Scenario 8 — Auto-tagging¶
Purpose¶
ai-memory's autonomous curator can auto-generate tags for memories that were written without them, using an on-node LLM (Ollama). This scenario validates that auto-generated tags round- trip through agent frameworks — specifically, that an agent can later recall by a tag it never explicitly wrote.
Opt-in. Requires the droplets to be sized s-4vcpu-16gb (Gemma
4 E2B needs the RAM). Default A2A campaigns skip this scenario
because the cost delta is significant.
Mechanics¶
When enabled (auto_tag=true workflow input):
- All four droplets are provisioned at
s-4vcpu-16gbwith Ollama and a pinned Gemma-4-E2B model. - Agent A writes 20 memories in
scenario8-autotagnamespace with no explicit tags.
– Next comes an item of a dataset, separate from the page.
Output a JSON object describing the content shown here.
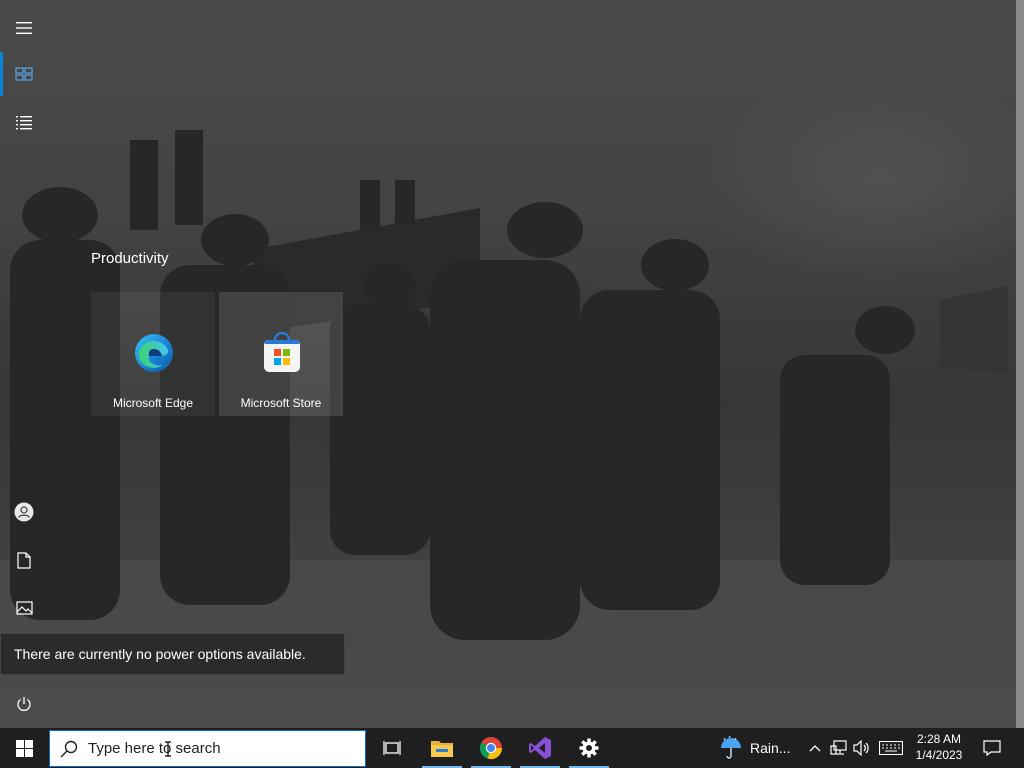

Content is varied enough that distinguishable tags can be generated. - The ai-memory curator is invoked on node-4 with
memory_auto_tagon the namespace. - Curator generates tags per memory via the local LLM.
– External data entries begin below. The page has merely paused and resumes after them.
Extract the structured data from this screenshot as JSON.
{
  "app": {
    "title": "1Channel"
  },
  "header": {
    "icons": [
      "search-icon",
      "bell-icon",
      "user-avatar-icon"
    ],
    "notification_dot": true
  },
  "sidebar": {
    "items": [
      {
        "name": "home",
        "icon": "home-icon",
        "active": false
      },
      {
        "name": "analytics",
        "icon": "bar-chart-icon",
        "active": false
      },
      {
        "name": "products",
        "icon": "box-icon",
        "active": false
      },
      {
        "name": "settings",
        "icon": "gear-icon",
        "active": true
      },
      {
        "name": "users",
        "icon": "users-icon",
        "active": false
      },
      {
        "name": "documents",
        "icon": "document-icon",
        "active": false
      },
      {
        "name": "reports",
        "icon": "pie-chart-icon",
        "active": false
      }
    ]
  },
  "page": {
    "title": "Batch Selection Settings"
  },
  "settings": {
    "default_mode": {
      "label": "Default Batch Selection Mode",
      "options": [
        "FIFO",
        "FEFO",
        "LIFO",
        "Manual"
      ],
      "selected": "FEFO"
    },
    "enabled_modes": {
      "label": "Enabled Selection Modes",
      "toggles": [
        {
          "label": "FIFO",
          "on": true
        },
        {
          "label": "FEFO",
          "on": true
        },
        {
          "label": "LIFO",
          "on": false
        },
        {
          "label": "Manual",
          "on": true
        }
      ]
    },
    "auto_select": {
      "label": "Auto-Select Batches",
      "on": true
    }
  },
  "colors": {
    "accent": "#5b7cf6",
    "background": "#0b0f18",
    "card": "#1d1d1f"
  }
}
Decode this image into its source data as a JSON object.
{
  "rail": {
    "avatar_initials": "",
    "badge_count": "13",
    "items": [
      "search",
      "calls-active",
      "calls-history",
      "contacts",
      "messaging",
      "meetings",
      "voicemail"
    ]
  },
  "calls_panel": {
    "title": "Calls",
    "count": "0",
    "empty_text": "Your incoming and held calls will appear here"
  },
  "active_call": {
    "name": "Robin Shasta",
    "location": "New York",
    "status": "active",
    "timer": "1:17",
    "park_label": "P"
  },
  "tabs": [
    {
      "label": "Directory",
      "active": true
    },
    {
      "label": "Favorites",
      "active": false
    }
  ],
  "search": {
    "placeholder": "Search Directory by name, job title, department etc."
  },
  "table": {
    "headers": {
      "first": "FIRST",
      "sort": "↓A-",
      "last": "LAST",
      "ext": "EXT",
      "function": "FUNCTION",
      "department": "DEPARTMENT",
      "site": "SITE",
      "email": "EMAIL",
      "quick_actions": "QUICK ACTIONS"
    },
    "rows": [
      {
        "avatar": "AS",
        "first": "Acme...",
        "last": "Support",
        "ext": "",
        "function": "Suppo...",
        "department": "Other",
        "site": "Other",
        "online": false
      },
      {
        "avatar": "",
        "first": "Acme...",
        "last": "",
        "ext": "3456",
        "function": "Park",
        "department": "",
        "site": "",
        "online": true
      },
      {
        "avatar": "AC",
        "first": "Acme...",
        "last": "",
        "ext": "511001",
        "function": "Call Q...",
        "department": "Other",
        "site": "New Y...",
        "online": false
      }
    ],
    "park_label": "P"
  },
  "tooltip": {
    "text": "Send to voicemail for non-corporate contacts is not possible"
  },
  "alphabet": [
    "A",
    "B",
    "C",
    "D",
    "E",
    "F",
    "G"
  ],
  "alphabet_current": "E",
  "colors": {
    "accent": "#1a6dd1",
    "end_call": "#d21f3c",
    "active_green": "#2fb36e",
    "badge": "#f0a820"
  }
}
- Agent B recalls with a tag filter matching one of the generated tags.
- Assertion: Agent B's recall returns at least one memory whose generated tags include the filter tag.
Pass criterion¶
- Auto-tagger runs without errors.
- At least 50% of the 20 memories receive at least one generated tag (reasonable-coverage heuristic).
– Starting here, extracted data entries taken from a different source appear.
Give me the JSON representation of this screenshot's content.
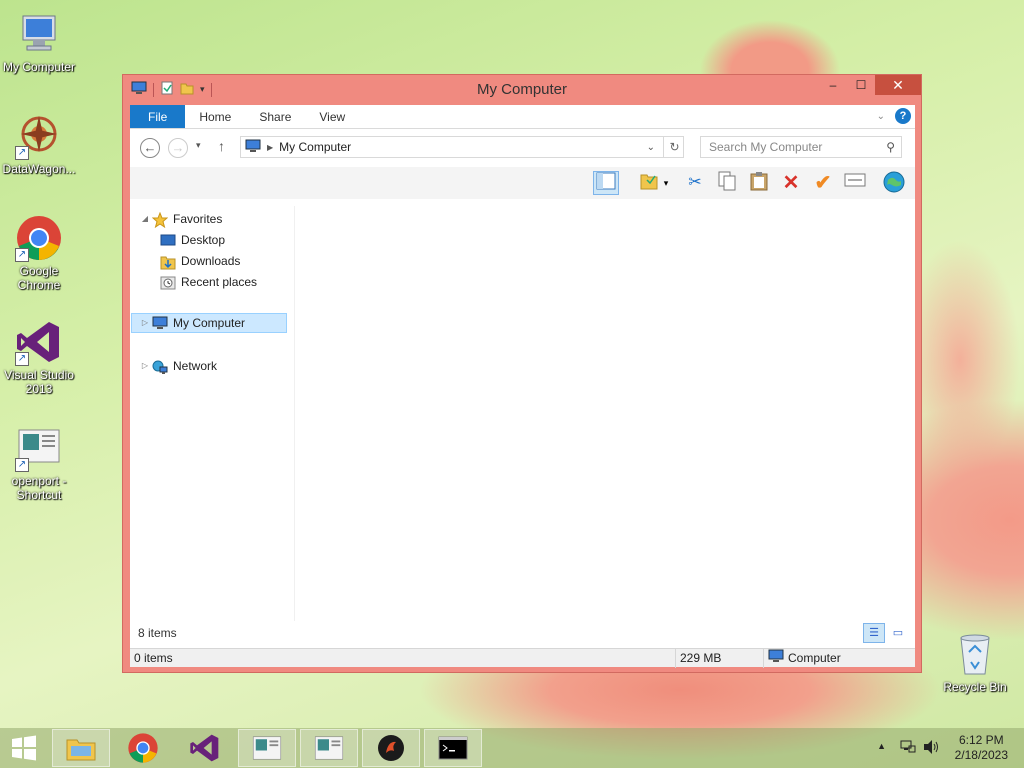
{
  "desktop": {
    "icons": [
      {
        "label": "My Computer",
        "icon": "my-computer-icon"
      },
      {
        "label": "DataWagon...",
        "icon": "datawagon-icon"
      },
      {
        "label": "Google Chrome",
        "icon": "chrome-icon"
      },
      {
        "label": "Visual Studio 2013",
        "icon": "visual-studio-icon"
      },
      {
        "label": "openport - Shortcut",
        "icon": "openport-icon"
      }
    ],
    "recycle_bin": "Recycle Bin"
  },
  "window": {
    "title": "My Computer",
    "controls": {
      "minimize": "–",
      "maximize": "☐",
      "close": "✕"
    },
    "ribbon_tabs": [
      "File",
      "Home",
      "Share",
      "View"
    ],
    "address": {
      "path": "My Computer"
    },
    "search": {
      "placeholder": "Search My Computer"
    },
    "nav_pane": {
      "favorites": "Favorites",
      "favorites_items": [
        "Desktop",
        "Downloads",
        "Recent places"
      ],
      "my_computer": "My Computer",
      "network": "Network"
    },
    "items_count": "8 items",
    "statusbar": {
      "selected": "0 items",
      "size": "229 MB",
      "location": "Computer"
    }
  },
  "taskbar": {
    "clock_time": "6:12 PM",
    "clock_date": "2/18/2023"
  },
  "colors": {
    "window_frame": "#f08a80",
    "file_tab": "#1979ca",
    "close_button": "#c7503f",
    "selection": "#cce8ff"
  }
}
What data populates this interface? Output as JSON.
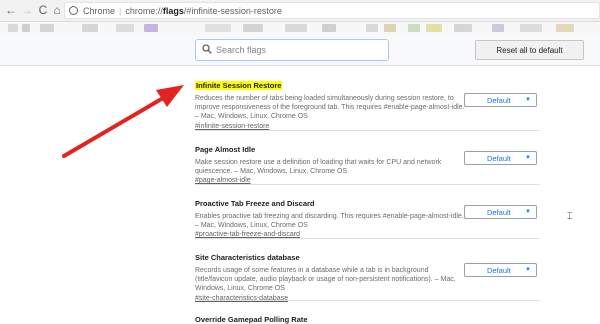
{
  "browser": {
    "secure_label": "Chrome",
    "url_host": "chrome://",
    "url_path_bold": "flags",
    "url_rest": "/#infinite-session-restore",
    "nav_back": "←",
    "nav_forward": "→",
    "nav_reload": "C",
    "nav_home": "⌂"
  },
  "header": {
    "search_placeholder": "Search flags",
    "reset_label": "Reset all to default"
  },
  "flags": [
    {
      "title": "Infinite Session Restore",
      "description": "Reduces the number of tabs being loaded simultaneously during session restore, to improve responsiveness of the foreground tab. This requires #enable-page-almost-idle. – Mac, Windows, Linux, Chrome OS",
      "link": "#infinite-session-restore",
      "value": "Default",
      "highlighted": true
    },
    {
      "title": "Page Almost Idle",
      "description": "Make session restore use a definition of loading that waits for CPU and network quiescence. – Mac, Windows, Linux, Chrome OS",
      "link": "#page-almost-idle",
      "value": "Default",
      "highlighted": false
    },
    {
      "title": "Proactive Tab Freeze and Discard",
      "description": "Enables proactive tab freezing and discarding. This requires #enable-page-almost-idle. – Mac, Windows, Linux, Chrome OS",
      "link": "#proactive-tab-freeze-and-discard",
      "value": "Default",
      "highlighted": false
    },
    {
      "title": "Site Characteristics database",
      "description": "Records usage of some features in a database while a tab is in background (title/favicon update, audio playback or usage of non-persistent notifications). – Mac, Windows, Linux, Chrome OS",
      "link": "#site-characteristics-database",
      "value": "Default",
      "highlighted": false
    },
    {
      "title": "Override Gamepad Polling Rate",
      "description": "",
      "link": "",
      "value": "",
      "highlighted": false
    }
  ],
  "colors": {
    "highlight": "#ffff00",
    "arrow": "#e32222",
    "select_text": "#1a73e8"
  },
  "icons": {
    "search": "search-icon",
    "secure": "chrome-info-icon",
    "caret": "chevron-down-icon"
  }
}
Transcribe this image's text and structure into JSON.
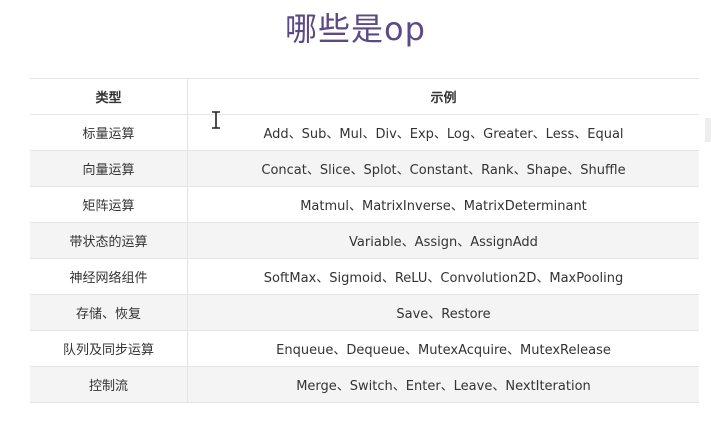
{
  "title": "哪些是op",
  "table": {
    "headers": [
      "类型",
      "示例"
    ],
    "rows": [
      {
        "type": "标量运算",
        "examples": "Add、Sub、Mul、Div、Exp、Log、Greater、Less、Equal"
      },
      {
        "type": "向量运算",
        "examples": "Concat、Slice、Splot、Constant、Rank、Shape、Shuffle"
      },
      {
        "type": "矩阵运算",
        "examples": "Matmul、MatrixInverse、MatrixDeterminant"
      },
      {
        "type": "带状态的运算",
        "examples": "Variable、Assign、AssignAdd"
      },
      {
        "type": "神经网络组件",
        "examples": "SoftMax、Sigmoid、ReLU、Convolution2D、MaxPooling"
      },
      {
        "type": "存储、恢复",
        "examples": "Save、Restore"
      },
      {
        "type": "队列及同步运算",
        "examples": "Enqueue、Dequeue、MutexAcquire、MutexRelease"
      },
      {
        "type": "控制流",
        "examples": "Merge、Switch、Enter、Leave、NextIteration"
      }
    ]
  },
  "cursor_icon": "text-cursor-icon"
}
- Agent B's tag-filter recall returns a non-empty set.
metadata.agent_idpreservation: the tags are generated, but the original writer'sagent_idstays put.
Report shape¶
{
"scenario": 8,
"pass": true,
"capability_enabled": true,
"memories_tagged": 18,
"tag_coverage_ratio": 0.9,
"recall_count_by_tag": 7,
"authorship_preserved": true,
"reasons": [""]
}
When scenario 8 is disabled (default): pass: null,
capability_enabled: false, reason = "auto_tag=false — scenario
skipped". Aggregator treats null as "not applicable" for
overall_pass computation.
What a green result proves¶
- The autonomous curator's tag-generation pipeline works end-to- end with local LLM inference on real DigitalOcean droplets.
- Agents can recall by tags they didn't write, enabling emergent discovery across agent boundaries.
What a red result would mean¶
- Ollama/Gemma integration regression — tags not generated.
- Tag storage path regression — tags generated but not returned on recall.
- Agent identity regression — tag generation overwriting the
original writer's
agent_id.
For three audiences¶
When enabled, your agents can discover each other's memories through automatically-generated tags, without anyone having to explicitly label what they wrote. It's the autoclassification layer that makes a shared memory actually navigable as it grows.
Differentiating feature: most memory stores require manual taxonomy management. ai-memory's optional LLM-backed auto- tagging removes that overhead. This scenario is the end-to-end evidence that the feature works on real infrastructure. The cost/benefit — 3× droplet cost for LLM-capable sizing — is documented so operators can decide per-campaign whether to exercise it.
Exercises memory_auto_tag + Ollama integration + the tag-
filter read path in sequence. Coverage threshold (≥ 50%) is
heuristic because LLMs are non-deterministic; we're testing
that the pipeline RUNS, not that every memory gets a tag.
Retry/rerun strategy documented in the scenario script
for handling transient LLM failures.